La nuova guerra portera' un numero assai maggiore di morti e feriti, civili e militari: "Un disastro nel breve, medio e lungo periodo", secondo i calcoli del rapporto Collateral Damages the Health and Environmental Costs of War on Iraq redatto da Medact, un'organizzazione di medici britannici che fa parte dell'Ippnw, Associazione internazionale medici per la prevenzione della guerra nucleare, con affiliati in 80 paesi.

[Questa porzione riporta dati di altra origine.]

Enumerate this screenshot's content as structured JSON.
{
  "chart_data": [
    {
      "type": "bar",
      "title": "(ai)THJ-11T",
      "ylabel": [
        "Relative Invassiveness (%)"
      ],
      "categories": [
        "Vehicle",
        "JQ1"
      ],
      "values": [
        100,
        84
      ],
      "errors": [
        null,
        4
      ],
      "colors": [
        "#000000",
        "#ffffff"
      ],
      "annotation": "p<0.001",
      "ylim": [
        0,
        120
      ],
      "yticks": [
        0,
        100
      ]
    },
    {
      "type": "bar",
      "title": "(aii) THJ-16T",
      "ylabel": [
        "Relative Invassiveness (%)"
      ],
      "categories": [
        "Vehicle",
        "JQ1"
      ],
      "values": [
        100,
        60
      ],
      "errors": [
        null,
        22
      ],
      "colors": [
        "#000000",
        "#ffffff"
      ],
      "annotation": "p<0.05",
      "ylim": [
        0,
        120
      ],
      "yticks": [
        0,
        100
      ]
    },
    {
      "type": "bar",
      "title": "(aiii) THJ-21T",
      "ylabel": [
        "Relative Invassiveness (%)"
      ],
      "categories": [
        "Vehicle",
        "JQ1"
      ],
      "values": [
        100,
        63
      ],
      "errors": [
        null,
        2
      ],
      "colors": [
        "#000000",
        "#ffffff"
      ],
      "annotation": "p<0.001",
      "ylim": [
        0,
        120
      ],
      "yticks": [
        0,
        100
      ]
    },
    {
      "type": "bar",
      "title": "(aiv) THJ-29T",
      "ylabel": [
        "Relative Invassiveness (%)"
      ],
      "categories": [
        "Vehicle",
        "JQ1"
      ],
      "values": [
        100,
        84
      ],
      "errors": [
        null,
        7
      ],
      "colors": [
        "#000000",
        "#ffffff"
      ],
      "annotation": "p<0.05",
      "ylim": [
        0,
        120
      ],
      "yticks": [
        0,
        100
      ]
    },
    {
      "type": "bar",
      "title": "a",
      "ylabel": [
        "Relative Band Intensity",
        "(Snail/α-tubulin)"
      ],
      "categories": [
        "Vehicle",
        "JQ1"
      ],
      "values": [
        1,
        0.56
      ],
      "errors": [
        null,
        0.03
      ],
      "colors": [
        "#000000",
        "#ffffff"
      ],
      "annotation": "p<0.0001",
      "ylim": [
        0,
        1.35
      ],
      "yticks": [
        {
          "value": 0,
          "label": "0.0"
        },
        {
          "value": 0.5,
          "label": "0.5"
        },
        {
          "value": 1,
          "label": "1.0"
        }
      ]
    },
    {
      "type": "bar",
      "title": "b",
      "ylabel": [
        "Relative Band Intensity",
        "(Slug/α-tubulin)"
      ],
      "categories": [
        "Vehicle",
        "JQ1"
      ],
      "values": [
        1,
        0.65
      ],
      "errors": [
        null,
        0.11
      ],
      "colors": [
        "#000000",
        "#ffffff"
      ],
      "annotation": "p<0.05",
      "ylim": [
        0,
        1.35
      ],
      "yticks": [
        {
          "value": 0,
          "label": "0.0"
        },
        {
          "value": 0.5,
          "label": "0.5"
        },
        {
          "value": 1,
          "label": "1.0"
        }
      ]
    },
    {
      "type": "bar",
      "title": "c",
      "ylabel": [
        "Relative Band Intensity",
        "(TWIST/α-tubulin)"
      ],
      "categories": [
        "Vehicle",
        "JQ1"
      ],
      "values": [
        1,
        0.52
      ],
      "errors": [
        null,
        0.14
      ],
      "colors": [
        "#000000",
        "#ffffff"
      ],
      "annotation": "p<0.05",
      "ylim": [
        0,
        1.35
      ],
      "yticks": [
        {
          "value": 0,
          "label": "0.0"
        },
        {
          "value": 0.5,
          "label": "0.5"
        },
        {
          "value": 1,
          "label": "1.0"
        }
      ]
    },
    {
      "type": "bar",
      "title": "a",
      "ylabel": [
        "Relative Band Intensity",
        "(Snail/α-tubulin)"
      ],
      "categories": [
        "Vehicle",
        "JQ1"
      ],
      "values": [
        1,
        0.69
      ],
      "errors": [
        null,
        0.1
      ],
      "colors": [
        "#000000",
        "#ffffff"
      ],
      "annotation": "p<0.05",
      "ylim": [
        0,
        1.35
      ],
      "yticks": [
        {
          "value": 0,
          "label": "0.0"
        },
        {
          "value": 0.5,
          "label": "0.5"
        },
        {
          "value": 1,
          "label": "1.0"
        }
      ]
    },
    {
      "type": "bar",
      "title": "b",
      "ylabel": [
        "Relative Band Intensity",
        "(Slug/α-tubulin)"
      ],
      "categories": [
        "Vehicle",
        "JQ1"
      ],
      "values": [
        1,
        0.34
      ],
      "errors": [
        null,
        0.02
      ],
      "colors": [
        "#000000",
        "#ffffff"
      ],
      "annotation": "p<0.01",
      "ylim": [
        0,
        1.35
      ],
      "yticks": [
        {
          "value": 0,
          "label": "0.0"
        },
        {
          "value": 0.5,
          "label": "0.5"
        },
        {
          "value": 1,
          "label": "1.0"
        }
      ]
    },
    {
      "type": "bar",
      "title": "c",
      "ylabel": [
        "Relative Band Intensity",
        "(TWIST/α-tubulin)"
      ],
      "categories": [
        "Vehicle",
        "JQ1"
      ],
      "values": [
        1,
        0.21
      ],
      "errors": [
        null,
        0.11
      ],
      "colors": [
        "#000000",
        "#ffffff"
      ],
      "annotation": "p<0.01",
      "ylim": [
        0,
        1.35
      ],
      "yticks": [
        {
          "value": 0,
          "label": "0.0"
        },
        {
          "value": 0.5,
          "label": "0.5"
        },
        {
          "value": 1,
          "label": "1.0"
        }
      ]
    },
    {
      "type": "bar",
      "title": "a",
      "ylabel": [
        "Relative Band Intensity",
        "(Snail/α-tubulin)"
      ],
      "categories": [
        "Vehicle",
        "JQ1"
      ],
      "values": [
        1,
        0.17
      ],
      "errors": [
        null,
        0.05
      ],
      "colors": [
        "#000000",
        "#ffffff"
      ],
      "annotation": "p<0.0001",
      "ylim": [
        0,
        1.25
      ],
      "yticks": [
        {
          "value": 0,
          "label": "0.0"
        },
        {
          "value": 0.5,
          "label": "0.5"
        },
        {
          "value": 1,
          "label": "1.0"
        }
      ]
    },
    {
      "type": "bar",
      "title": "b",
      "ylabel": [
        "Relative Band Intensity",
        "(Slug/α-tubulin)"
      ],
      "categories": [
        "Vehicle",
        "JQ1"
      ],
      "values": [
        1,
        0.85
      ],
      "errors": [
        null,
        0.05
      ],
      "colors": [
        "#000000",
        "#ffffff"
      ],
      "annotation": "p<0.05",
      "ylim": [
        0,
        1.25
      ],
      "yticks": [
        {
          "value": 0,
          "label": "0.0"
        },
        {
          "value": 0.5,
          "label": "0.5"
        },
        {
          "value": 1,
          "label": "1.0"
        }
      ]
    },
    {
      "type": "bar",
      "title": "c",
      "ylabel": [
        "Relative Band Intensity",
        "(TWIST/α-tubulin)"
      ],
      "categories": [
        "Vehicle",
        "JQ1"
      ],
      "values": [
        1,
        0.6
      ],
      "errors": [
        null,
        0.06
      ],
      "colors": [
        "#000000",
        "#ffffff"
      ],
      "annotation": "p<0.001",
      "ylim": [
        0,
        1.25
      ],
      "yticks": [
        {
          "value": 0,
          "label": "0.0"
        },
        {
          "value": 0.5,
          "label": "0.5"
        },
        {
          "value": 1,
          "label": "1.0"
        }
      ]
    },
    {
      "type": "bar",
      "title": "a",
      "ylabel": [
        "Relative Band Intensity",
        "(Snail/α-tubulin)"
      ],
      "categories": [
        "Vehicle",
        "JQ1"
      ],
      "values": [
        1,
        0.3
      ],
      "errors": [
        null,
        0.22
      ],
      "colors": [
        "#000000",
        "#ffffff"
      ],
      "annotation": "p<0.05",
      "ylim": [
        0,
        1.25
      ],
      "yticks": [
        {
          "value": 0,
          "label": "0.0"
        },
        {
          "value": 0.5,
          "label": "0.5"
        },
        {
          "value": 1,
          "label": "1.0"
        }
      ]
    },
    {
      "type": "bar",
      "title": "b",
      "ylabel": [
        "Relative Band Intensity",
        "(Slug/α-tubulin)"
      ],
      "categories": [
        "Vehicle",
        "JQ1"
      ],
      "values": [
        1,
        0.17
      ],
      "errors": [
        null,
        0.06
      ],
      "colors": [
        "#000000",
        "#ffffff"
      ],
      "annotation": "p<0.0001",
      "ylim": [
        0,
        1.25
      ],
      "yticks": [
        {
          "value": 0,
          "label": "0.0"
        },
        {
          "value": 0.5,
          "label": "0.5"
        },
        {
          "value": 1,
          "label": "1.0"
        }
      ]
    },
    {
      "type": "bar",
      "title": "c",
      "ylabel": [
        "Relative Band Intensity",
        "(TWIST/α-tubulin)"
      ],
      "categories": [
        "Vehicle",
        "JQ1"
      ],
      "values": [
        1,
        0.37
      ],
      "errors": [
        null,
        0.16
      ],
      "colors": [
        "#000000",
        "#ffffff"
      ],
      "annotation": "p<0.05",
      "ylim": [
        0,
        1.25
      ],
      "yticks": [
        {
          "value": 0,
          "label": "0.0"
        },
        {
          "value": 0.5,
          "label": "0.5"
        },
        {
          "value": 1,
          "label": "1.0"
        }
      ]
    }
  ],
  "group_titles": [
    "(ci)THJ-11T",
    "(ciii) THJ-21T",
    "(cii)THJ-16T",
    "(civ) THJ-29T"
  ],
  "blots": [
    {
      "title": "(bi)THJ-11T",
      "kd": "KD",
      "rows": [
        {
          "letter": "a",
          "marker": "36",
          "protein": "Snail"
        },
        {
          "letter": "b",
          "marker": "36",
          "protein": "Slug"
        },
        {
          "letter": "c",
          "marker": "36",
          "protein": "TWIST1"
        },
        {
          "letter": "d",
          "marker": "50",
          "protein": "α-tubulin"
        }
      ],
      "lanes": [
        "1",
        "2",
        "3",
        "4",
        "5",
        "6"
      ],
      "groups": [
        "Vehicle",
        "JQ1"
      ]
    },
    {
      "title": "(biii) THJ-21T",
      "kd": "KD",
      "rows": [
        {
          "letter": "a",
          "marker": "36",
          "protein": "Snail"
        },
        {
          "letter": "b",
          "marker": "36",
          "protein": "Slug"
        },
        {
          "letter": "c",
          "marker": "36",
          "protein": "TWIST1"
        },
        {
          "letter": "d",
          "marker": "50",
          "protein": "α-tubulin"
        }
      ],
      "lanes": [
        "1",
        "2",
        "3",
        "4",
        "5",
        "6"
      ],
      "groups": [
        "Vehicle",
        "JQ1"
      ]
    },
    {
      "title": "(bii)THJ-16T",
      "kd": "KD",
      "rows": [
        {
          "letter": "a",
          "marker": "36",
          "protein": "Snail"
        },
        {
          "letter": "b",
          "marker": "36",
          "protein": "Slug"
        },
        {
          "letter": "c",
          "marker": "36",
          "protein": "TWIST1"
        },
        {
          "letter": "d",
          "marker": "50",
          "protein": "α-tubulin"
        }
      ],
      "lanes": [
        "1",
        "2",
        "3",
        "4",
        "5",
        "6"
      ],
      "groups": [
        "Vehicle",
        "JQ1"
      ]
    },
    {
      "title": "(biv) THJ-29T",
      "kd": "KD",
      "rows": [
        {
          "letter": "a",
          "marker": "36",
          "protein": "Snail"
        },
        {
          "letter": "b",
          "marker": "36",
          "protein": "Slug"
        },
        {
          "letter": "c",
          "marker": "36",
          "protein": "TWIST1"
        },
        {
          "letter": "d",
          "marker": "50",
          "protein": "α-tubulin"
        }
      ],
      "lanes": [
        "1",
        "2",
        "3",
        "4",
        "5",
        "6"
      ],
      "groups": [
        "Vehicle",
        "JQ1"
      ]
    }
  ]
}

E il rapporto e' stato compilato prima delle ultime "rivelazioni" circa l'ipotesi di colpire Baghdad con 800 missili al giorno. Le stime che Medact ha portato alla distratta attenzione dell'Onu sono basate sullo studio di precedenti conflitti: la guerra del Golfo del 1991, la guerra cecena e quella jugoslava, le "operazioni" a Panama, in Somalia e in Libano. Lo scenario prevede una campagna articolata in quattro fasi: gli immancabili e massicci bombardamenti delle principali citta', quindi la presa dei campi petroliferi intorno a Bassora nel sud e nella regione curda a nord, infine l'attacco di terra a Baghdad. Il generale Peter Gration (non sappiamo se in pensione; la sua lettera e' riportata sul sito di Medact) scrive: "Lo scenario e' militarmente sensato, le stime dei relativi morti e feriti sono credibili; poiche' la posta in gioco stavolta e' il cambio del regime, occorrera' piu' tempo rispetto alla Desert Storm del 1991; nel frattempo, inoltre, sono state sviluppate armi nuove che saranno usate. Un nuovo conflitto sara' quindi piu' intenso e distruttivo".

Scenario che diventa semplicemente allucinante in caso di ricorso al nucleare. Fatta cadere su Baghdad, una bomba nucleare di taglia "Hiroshima" ucciderebbe fra sessantaseimila e trecentosessantamila persone, mentre una moderna bomba termonucleare sterminerebbe un numero di persone variabile fra alcune centinaia di migliaia e tre milioni: Medact si basa sullo studio indiano Ramana che nel 1999 cerco' di valutare l'impatto di un ipotetico attacco nucleare pakistano su Bombay. Se invece l'annunciato conflitto fosse esclusivamente convenzionale i morti varierebbero fra cinquantamila e oltre duecentosessantamila, per la maggior parte civili di Baghdad ("grazie" al combinato disposto di bombardamenti e di scontri di terra). La stima comprende anche fra cento e cinquemila morti fra gli attaccanti. I feriti totali sarebbero centinaia di migliaia. Nel caso di uso di armi chimiche e biologiche occorrerebbe aggiungere fino a dodicimila vittime.

Inoltre, l'attacco da parte Usa di installazioni che - a loro dire - contenessero sostanze chimiche, biologiche e nucleari provocherebbe rilasci dagli effetti sanitari e ambientali devastanti. Grande pericolo per l'ambiente anche il possibile sabotaggio dei pozzi petroliferi nel sud e nel nord. La guerra civile eventuale aggiungerebbe altri ventimila morti. Ma la distruzione rinnovata delle infrastrutture civili e le difficolta' di soccorrere le popolazioni provocherebbero nel dopoguerra immediato altri duecentomila morti, per epidemie e fame.

Precisa Medact: lo stato di salute degli iracheni e delle infrastrutture civili era migliore nel 1991 (la guerra e poi l'embargo hanno provocato un grave deterioramento), quindi le capacita' di resistere a una nuova emergenza sono fortemente indebolite. Del resto, stime basate su studi dell'Organizzazione mondiale della sanita' (Who) e dell'Unicef indicano che almeno cinquecentomila persone avrebbero bisogno di cure durante e dopo il conflitto, e che lo stato nutrizionale di almeno 3 milioni di iracheni precipiterebbe. Sarebbero inoltre novecentomila i rifugiati da assistere.

La conclusione - per Medact e Ippnw - e' che "il mondo ha bisogno urgente di una leadership saggia e umana, che riconosca che la sicurezza nazionale e' impossibile senza quella internazionale" e che "faccia del XXI secolo un'era di pace per il pianeta". Cominciando a risolvere pacificamente la crisi irachena.